CREATE TABLE "TeamMember" ( "ID" INT PRIMARY KEY, "FirstName" VARCHAR(25) NOT NULL, "LastName" VARCHAR(25) NOT NULL, "DOB" DATE, CONSTRAINT FNAME_NOSPACES_CK CHECK(TRIM(BOTH FROM "FirstName") <> ''), CONSTRAINT LNAME_NOSPACES_CK CHECK(TRIM(BOTH FROM "LastName") <> '') );
This table has four fields. Three of the fields are required: “ID”, “FirstName”, and “LastName”. The field “DOB” for the date of birth is not required. We create constraints for the name fields to prevent them from being left blank or filled with spaces. For more details on creating tables, see my articles on creating tables:
Creating A Record
Once we have a table, we can start filling it with records. As with many things, we have multiple ways to insert a record into a table using SQL. The template is
INSERT INTO “TableName” (“FieldName”,...) VALUES (DataValues,...);
This is the complete structure of the INSERT command. I will show variations on this command by inserting records into our table. First, let’s look at a complete SQL INSERT command in action.
INSERT INTO "TeamMember" ("ID", "FirstName", "LastName", "DOB") VALUES (1, 'Johnny', 'Walker', '1986-10-23');
Here we name each of the fields in the order they were created and then values to match. Note that the order of the values must match the order of the fields. Also, when entering dates the format is Year-Month-Day. The order of the fields does not matter, only that the values match the field types in the same order.

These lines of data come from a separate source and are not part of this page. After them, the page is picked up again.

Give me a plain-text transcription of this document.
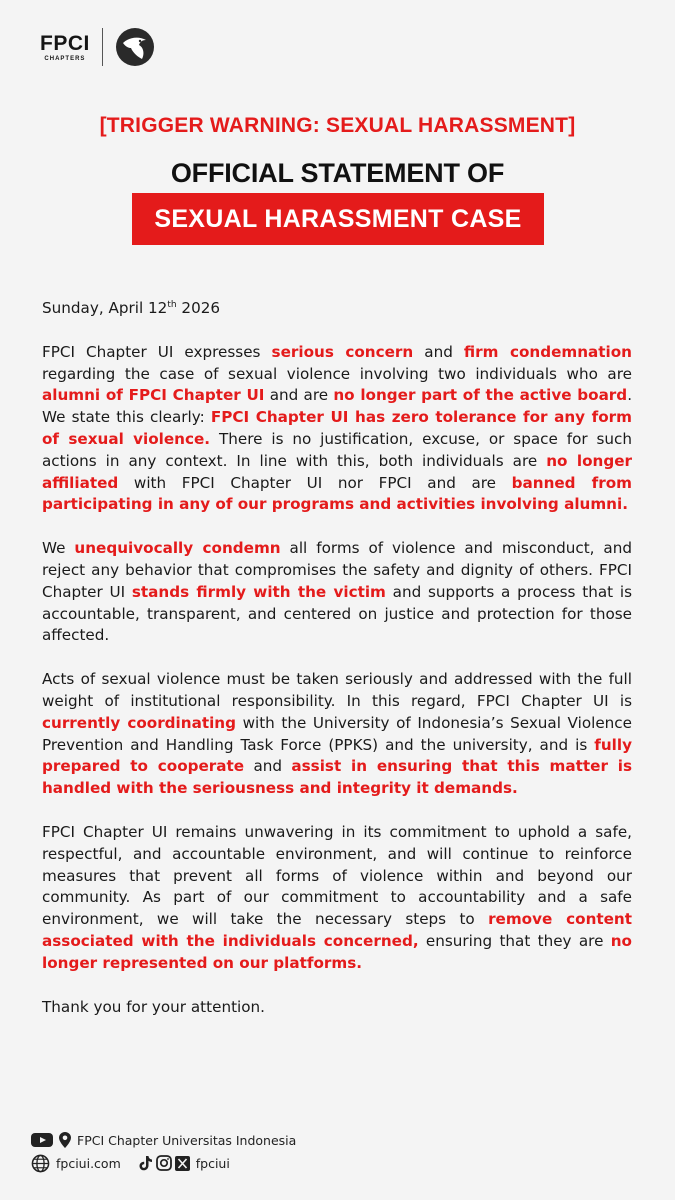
FPCI
CHAPTERS
[TRIGGER WARNING: SEXUAL HARASSMENT]
OFFICIAL STATEMENT OF
SEXUAL HARASSMENT CASE

Sunday, April 12th 2026

FPCI Chapter UI expresses serious concern and firm condemnation regarding the case of sexual violence involving two individuals who are alumni of FPCI Chapter UI and are no longer part of the active board. We state this clearly: FPCI Chapter UI has zero tolerance for any form of sexual violence. There is no justification, excuse, or space for such actions in any context. In line with this, both individuals are no longer affiliated with FPCI Chapter UI nor FPCI and are banned from participating in any of our programs and activities involving alumni.

We unequivocally condemn all forms of violence and misconduct, and reject any behavior that compromises the safety and dignity of others. FPCI Chapter UI stands firmly with the victim and supports a process that is accountable, transparent, and centered on justice and protection for those affected.

Acts of sexual violence must be taken seriously and addressed with the full weight of institutional responsibility. In this regard, FPCI Chapter UI is currently coordinating with the University of Indonesia’s Sexual Violence Prevention and Handling Task Force (PPKS) and the university, and is fully prepared to cooperate and assist in ensuring that this matter is handled with the seriousness and integrity it demands.

FPCI Chapter UI remains unwavering in its commitment to uphold a safe, respectful, and accountable environment, and will continue to reinforce measures that prevent all forms of violence within and beyond our community. As part of our commitment to accountability and a safe environment, we will take the necessary steps to remove content associated with the individuals concerned, ensuring that they are no longer represented on our platforms.

Thank you for your attention.

FPCI Chapter Universitas Indonesia
fpciui.com	fpciui
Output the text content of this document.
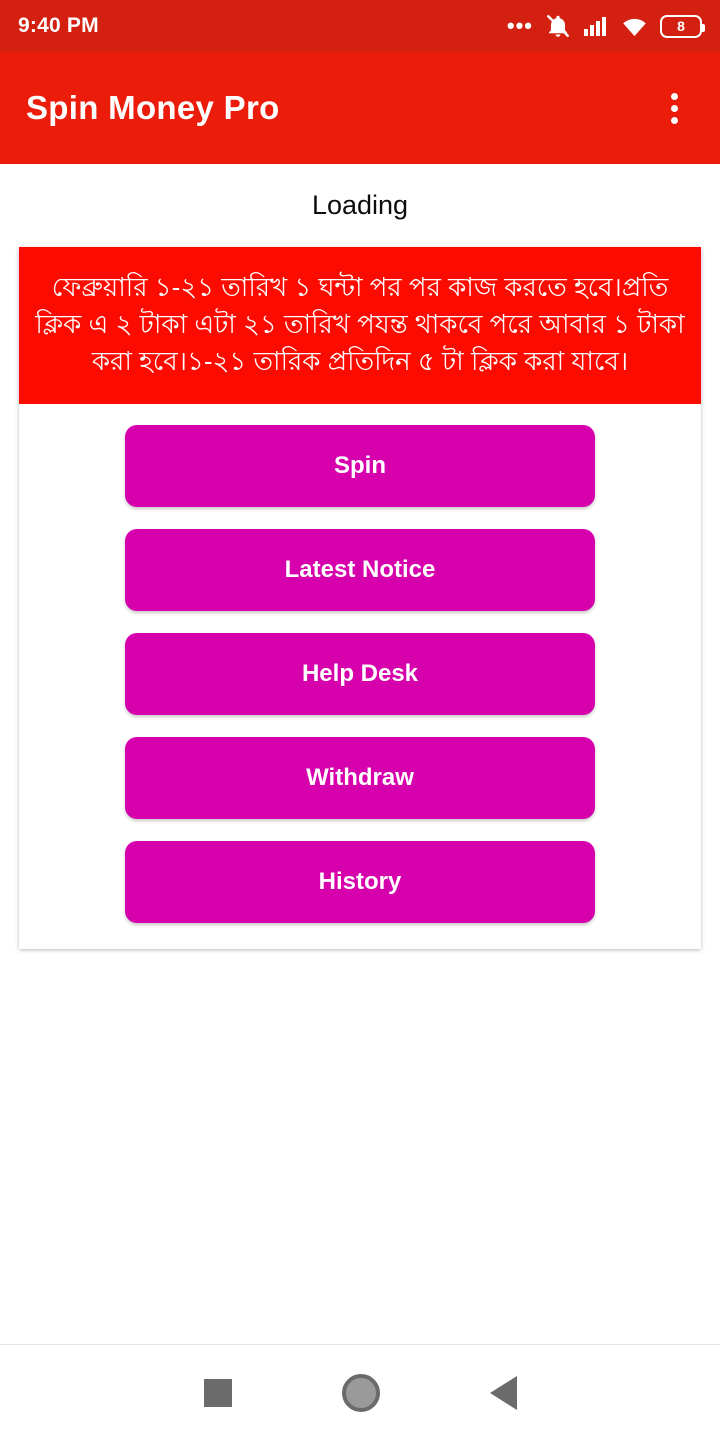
9:40 PM	•••	8
Spin Money Pro
Loading
ফেব্রুয়ারি ১-২১ তারিখ ১ ঘন্টা পর পর কাজ করতে হবে।প্রতি ক্লিক এ ২ টাকা এটা ২১ তারিখ পযন্ত থাকবে পরে আবার ১ টাকা করা হবে।১-২১ তারিক প্রতিদিন ৫ টা ক্লিক করা যাবে।
Spin
Latest Notice
Help Desk
Withdraw
History
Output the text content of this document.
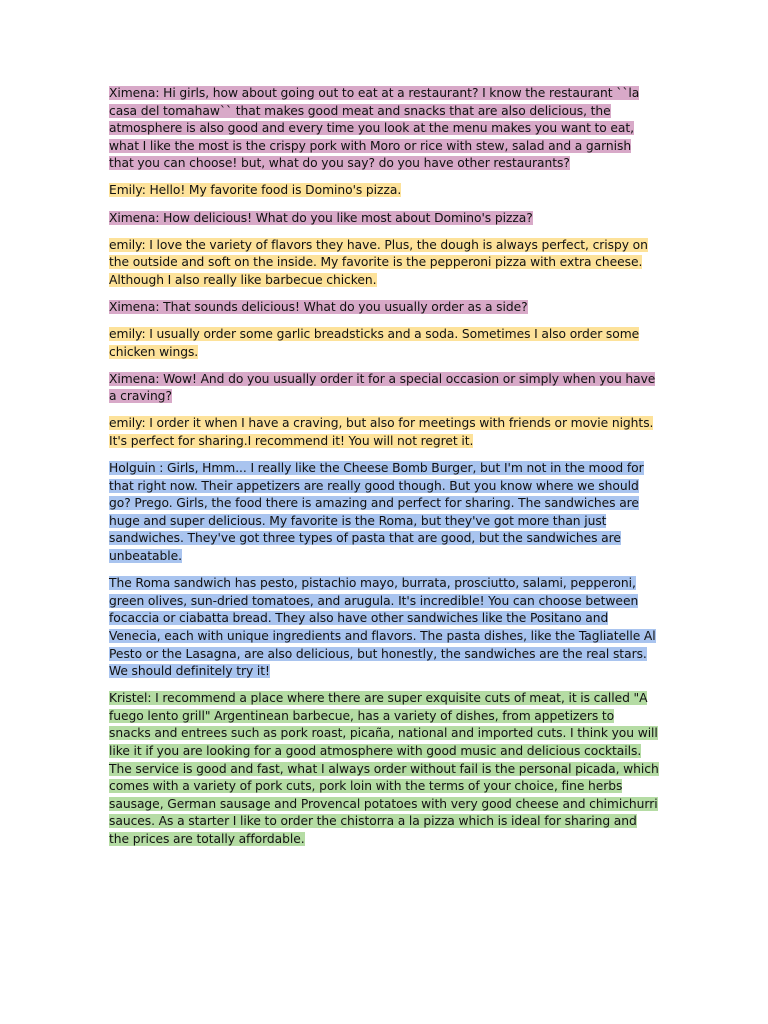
Ximena: Hi girls, how about going out to eat at a restaurant? I know the restaurant ``la casa del tomahaw`` that makes good meat and snacks that are also delicious, the atmosphere is also good and every time you look at the menu makes you want to eat, what I like the most is the crispy pork with Moro or rice with stew, salad and a garnish that you can choose! but, what do you say? do you have other restaurants?

Emily: Hello! My favorite food is Domino's pizza.

Ximena: How delicious! What do you like most about Domino's pizza?

emily: I love the variety of flavors they have. Plus, the dough is always perfect, crispy on the outside and soft on the inside. My favorite is the pepperoni pizza with extra cheese. Although I also really like barbecue chicken.

Ximena: That sounds delicious! What do you usually order as a side?

emily: I usually order some garlic breadsticks and a soda. Sometimes I also order some chicken wings.

Ximena: Wow! And do you usually order it for a special occasion or simply when you have a craving?

emily: I order it when I have a craving, but also for meetings with friends or movie nights. It's perfect for sharing.I recommend it! You will not regret it.

Holguin : Girls, Hmm... I really like the Cheese Bomb Burger, but I'm not in the mood for that right now. Their appetizers are really good though. But you know where we should go? Prego. Girls, the food there is amazing and perfect for sharing. The sandwiches are huge and super delicious. My favorite is the Roma, but they've got more than just sandwiches. They've got three types of pasta that are good, but the sandwiches are unbeatable.

The Roma sandwich has pesto, pistachio mayo, burrata, prosciutto, salami, pepperoni, green olives, sun-dried tomatoes, and arugula. It's incredible! You can choose between focaccia or ciabatta bread. They also have other sandwiches like the Positano and Venecia, each with unique ingredients and flavors. The pasta dishes, like the Tagliatelle Al Pesto or the Lasagna, are also delicious, but honestly, the sandwiches are the real stars. We should definitely try it!

Kristel: I recommend a place where there are super exquisite cuts of meat, it is called "A fuego lento grill" Argentinean barbecue, has a variety of dishes, from appetizers to snacks and entrees such as pork roast, picaña, national and imported cuts. I think you will like it if you are looking for a good atmosphere with good music and delicious cocktails. The service is good and fast, what I always order without fail is the personal picada, which comes with a variety of pork cuts, pork loin with the terms of your choice, fine herbs sausage, German sausage and Provencal potatoes with very good cheese and chimichurri sauces. As a starter I like to order the chistorra a la pizza which is ideal for sharing and the prices are totally affordable.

INSERT INTO “TeamMember” (“DOB”, “LastName”, “FirstName”, “ID”) VALUES ('2001-3-2', 'Smith', 'Johnny', 2);
We also don’t have to include all the fields, but we do have to include all required fields, If we don’t, we will get an SQL error. The required fields in our table are “ID” (PRIMARY KEY), “FirstName” (NOT NULL), and “LastName” (NOT NULL).
INSERT INTO “TeamMember” (“ID”, “FirstName”, “LastName”) VALUES (3, 'Sandy', 'Walker');
And we can still change the order of the fields as long as the values match.
INSERT INTO “TeamMember” (“LastName”, “ID”, “FirstName”) VALUES ('Smith', 4, 'Sandy');
Finally, we don’t have to name the fields at all, as long as we enter the values in the order they were created and we include values for all of them.
INSERT INTO “TeamMember” VALUES (5, 'Henry', 'Walker', '1970-5-10');
This may seem like a great shortcut, but for tables with more fields, you risk making a mistake. The best choice is to list your fields, and then you can make a visual check that your values are matching up.
That is the basics of inserting records into a table. Next, we will cover changing and deleting records using this same table. In the meantime, you can practice by adding more records to the table.